Bilindiği gibi İslam hukukunun erkler hiyerarşisi de buna müsait değildir. Her alt norm, üst norma asla tearuz edemez. Her alt norm yürürlüğünü üst normdan alır ilkesi, burada da bu esastır. Sünnet Kur’an’a muarız olamaz. Bugün hala recm meselesini dini bir emir görenler ile recm uygulamasının dönemsel bir uygulama olarak görenler arasında tartışma sürmektedir. ( SOSYAL DEĞİŞMELERE GÖRE ŞERİATLARDA YUMUŞAMA OLMUŞTUR. YAHUDİLİKTE VAR OLAN RECM HRİSTİYANLIKTA BULUNMAMAKTADIR. KUR’AN’DA DA RECM AYETİ BULUNMAMAKTADIR. RECM, SÜNNETLE SABİTTİR)

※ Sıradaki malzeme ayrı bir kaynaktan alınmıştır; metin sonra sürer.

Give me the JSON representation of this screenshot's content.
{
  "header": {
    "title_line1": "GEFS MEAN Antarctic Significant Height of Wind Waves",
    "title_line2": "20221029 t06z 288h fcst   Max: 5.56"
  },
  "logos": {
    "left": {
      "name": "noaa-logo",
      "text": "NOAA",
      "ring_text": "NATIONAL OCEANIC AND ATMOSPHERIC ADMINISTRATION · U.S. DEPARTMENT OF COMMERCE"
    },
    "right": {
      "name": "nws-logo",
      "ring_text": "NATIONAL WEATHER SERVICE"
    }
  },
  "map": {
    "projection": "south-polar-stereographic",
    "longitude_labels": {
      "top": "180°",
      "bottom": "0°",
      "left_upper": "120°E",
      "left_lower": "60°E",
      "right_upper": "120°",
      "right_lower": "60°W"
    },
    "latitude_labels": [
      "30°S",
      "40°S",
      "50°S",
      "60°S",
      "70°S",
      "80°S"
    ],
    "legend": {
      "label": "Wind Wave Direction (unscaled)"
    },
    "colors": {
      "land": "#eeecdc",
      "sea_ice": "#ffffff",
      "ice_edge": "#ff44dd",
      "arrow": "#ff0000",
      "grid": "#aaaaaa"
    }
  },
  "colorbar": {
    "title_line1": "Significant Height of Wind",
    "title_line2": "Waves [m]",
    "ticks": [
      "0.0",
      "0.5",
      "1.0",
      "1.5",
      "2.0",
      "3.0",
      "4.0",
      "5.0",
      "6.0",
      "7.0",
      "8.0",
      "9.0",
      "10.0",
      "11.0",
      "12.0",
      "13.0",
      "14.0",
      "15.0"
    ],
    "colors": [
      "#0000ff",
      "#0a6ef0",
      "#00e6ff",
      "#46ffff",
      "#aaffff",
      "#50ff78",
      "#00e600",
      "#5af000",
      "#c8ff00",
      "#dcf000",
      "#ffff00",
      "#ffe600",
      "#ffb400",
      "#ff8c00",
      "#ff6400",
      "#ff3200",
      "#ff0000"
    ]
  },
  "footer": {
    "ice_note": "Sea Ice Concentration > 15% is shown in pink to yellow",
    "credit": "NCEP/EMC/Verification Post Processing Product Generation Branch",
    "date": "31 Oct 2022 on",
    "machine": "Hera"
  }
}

Bilginler arasındaki bu anlayış farklılıkları, nasları anlama metodolojiden kaynaklandığı sanılmaktadır. Zira naslar; Mekki ve Medeni olmak üzere genelde iki kısma ayrılır. Mekki ayetler, genelde iman ve ahlaka yöneliktir. Böylece öncelikle akli hicret sağlanarak akla ilke kazandırılmıştır. Desene önce kafa düzeltilerek insana rota verilmiştir. Mekke’de ve Medine’de Kur’an’ın muhatap aldığı bir topluluk bulunmaktaydı. Mekki ilkeler, azimet yani genel, Medeni hükümler ruhsat yani özel hükümler getirmiştir. Bu özel hükümler, şeriat olup yasal ve özel düzenlemelerdir. Bu ilahi yasalar, belli bir toplumsal kültüre nazil olmuştur. Bu ilahi yasalardaki ahkâm da hiç kuşkusuz nüzul döneminin şartlarını da dikkate almıştır. Sonuçta Kur’an genelde olgusal özel durumları dikkate almıştır.

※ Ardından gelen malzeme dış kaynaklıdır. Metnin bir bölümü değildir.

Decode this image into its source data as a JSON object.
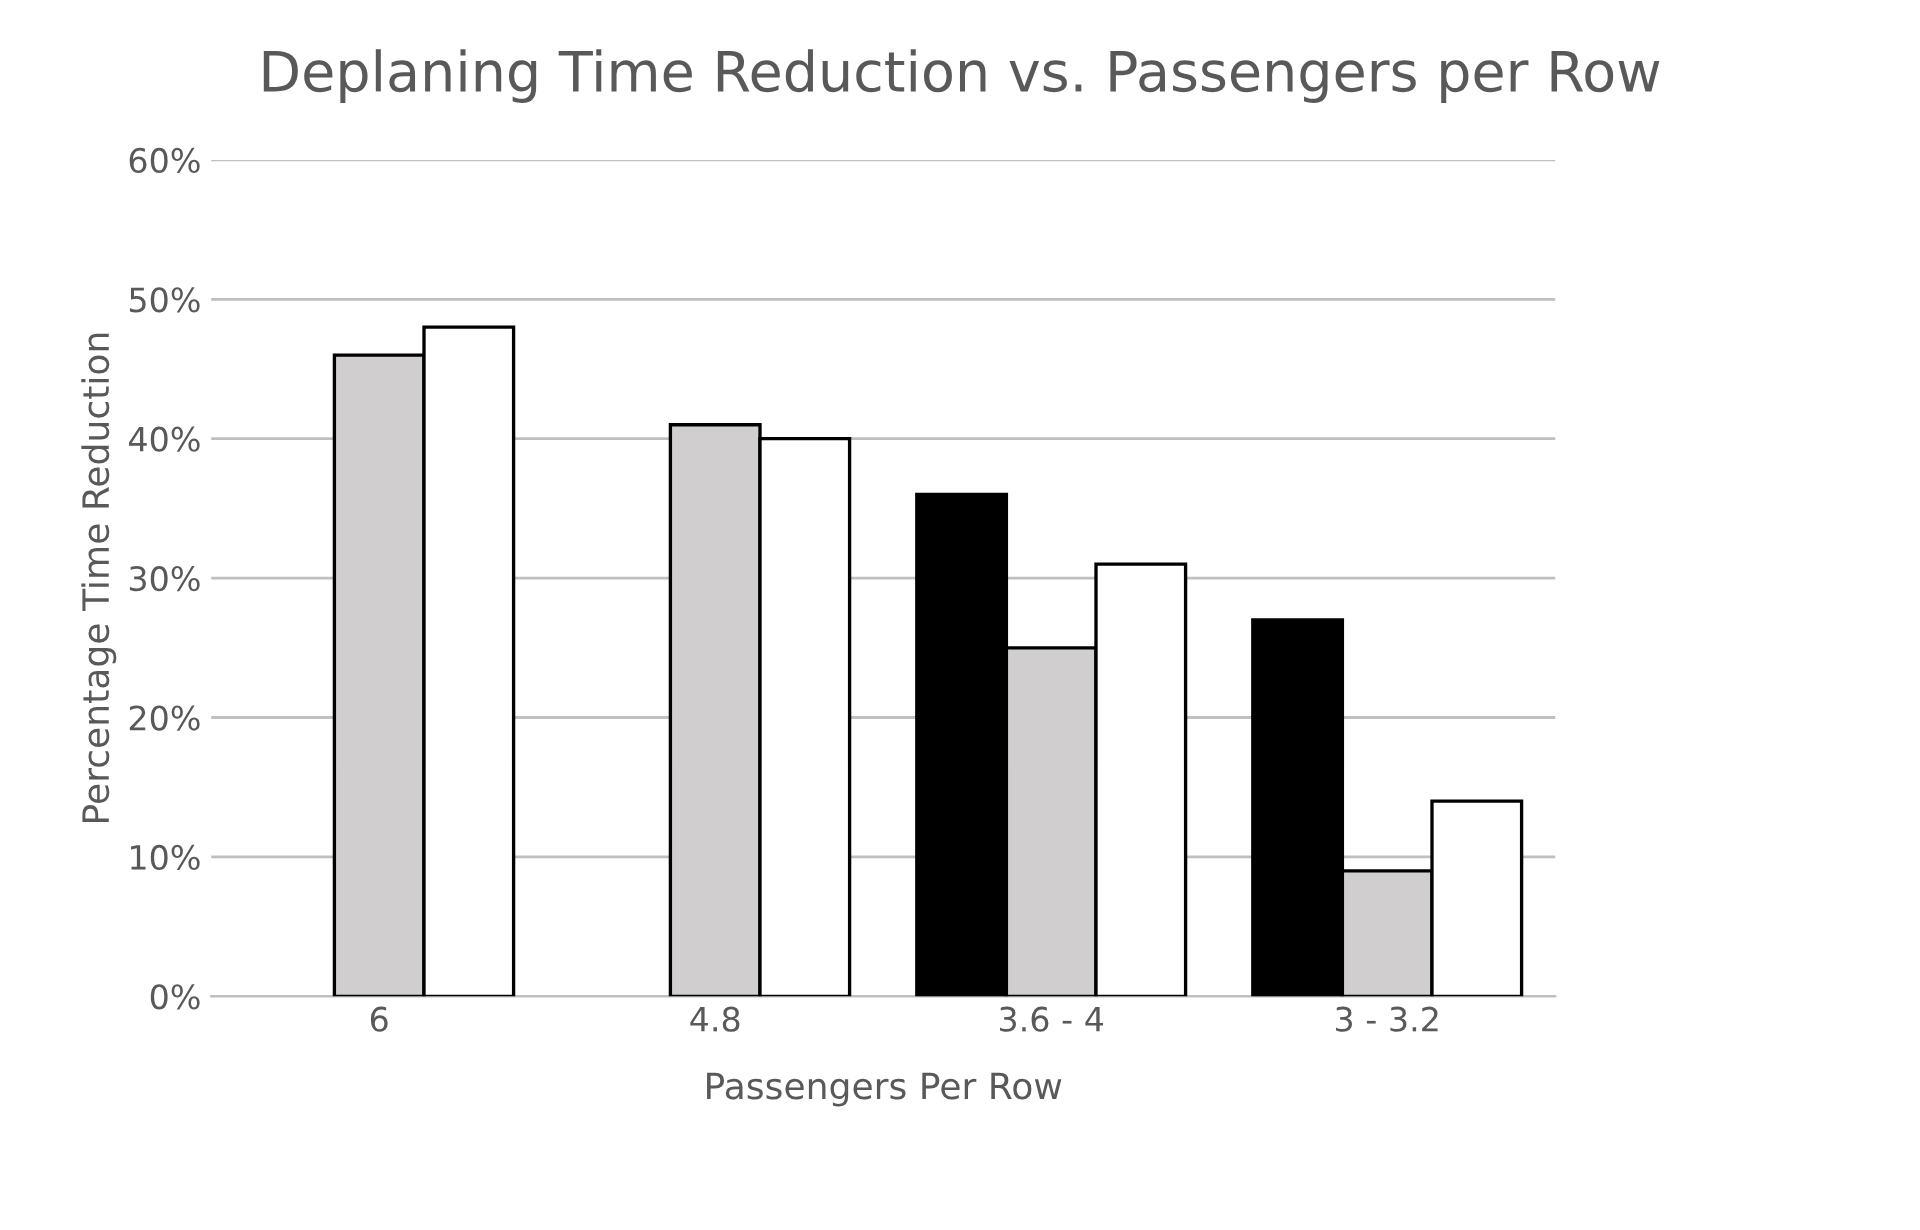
{
  "chart_data": {
    "type": "bar",
    "title": "Deplaning Time Reduction vs. Passengers per Row",
    "xlabel": "Passengers Per Row",
    "ylabel": "Percentage Time Reduction",
    "categories": [
      "6",
      "4.8",
      "3.6 - 4",
      "3 - 3.2"
    ],
    "series": [
      {
        "color": "#000000",
        "values": [
          null,
          null,
          36,
          27
        ]
      },
      {
        "color": "#d0cece",
        "values": [
          46,
          41,
          25,
          9
        ]
      },
      {
        "color": "#ffffff",
        "values": [
          48,
          40,
          31,
          14
        ]
      }
    ],
    "ylim": [
      0,
      60
    ],
    "yticks": [
      {
        "value": 0,
        "label": "0%"
      },
      {
        "value": 10,
        "label": "10%"
      },
      {
        "value": 20,
        "label": "20%"
      },
      {
        "value": 30,
        "label": "30%"
      },
      {
        "value": 40,
        "label": "40%"
      },
      {
        "value": 50,
        "label": "50%"
      },
      {
        "value": 60,
        "label": "60%"
      }
    ],
    "grid": "y"
  }
}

Mekke’de itikat ve ahlak gibi evrensel genel ilkelere özellikle vurgu yapılmıştır. Bunun için Mekke’de daha çok tevhit, hak, mülkiyet, infak, fazilet, zekât ve ontolojik eşitlik gibi üst kavramlara yer verilmiştir. Keza miras hakkı, zekât hakkı, yalan, sözünde durmak, adaletli olmak, liyakat, adam öldürmenin, hırsızlığın, zinanın yasak olduğunun bildirilmesi dinin değişmez ilkeleridir. Bunlar insanlığın şaşmaz değerleridir. Ancak toplumsal düzen ve hukuk normları olgusal ve durumsaldır. Kur’an’daki merhale ayetlerinin durumu bize bunu göstermektedir. Toplumların yasal düzenlemeleri, sosyo-ekonomik, sosyo-külturel ve sosyal- siyasete göre everildiğini görüyoruz. Bu genel ilkelerin yasal düzenlemesi de Peygamber (sav) uygulamasıyla yapılmıştır. Buna da sünnet (yasa) denilmiştir. Miras haktir fakat mirasın nasıl dağıtılacağı yasa ile belirlenmiştir. Bu yasa bir şeriattır. Bu yasalar özel norm niteliğinde düzenlemelerdir. Mirası adil paylaştırmak dinin emridir. Mirası hangi oranda paylaştıracağını şeriat belirlemiştir. Zina ve hırsızlık suçtur ve dinin yasakladığı ve değişmez emirleridir. Bu suçlara hangi cezaların terettüp edeceği yasa ile belirlenmiş şeriatlardır. Özel düzenlemelerdir. Her bir Peygambere bir şeriat verdik ayeti de buna vurgu yapmaktadır. Din değişmez bir değerdir. Allah katında tek din vardır o da İslam’dır. Zekât dinin emridir. Değişmez bir ilkedir. Müslümanların vergisinin adıdır. Bu verginin ne miktarda ödeneceğinin yasal düzenlemesini Peygamber (sav) yapmıştır. Yasal düzenlemesi Peygamber tarafından yapılan bir kanundur. Bu kanuna ise şeriat denir. Zina dinin yasakladığı bir fiildir. Bütün mesele, din ile şeriatı aynı görenler ile ayrı görenler arasında bu tartışma sürmektedir. Saygılarımla.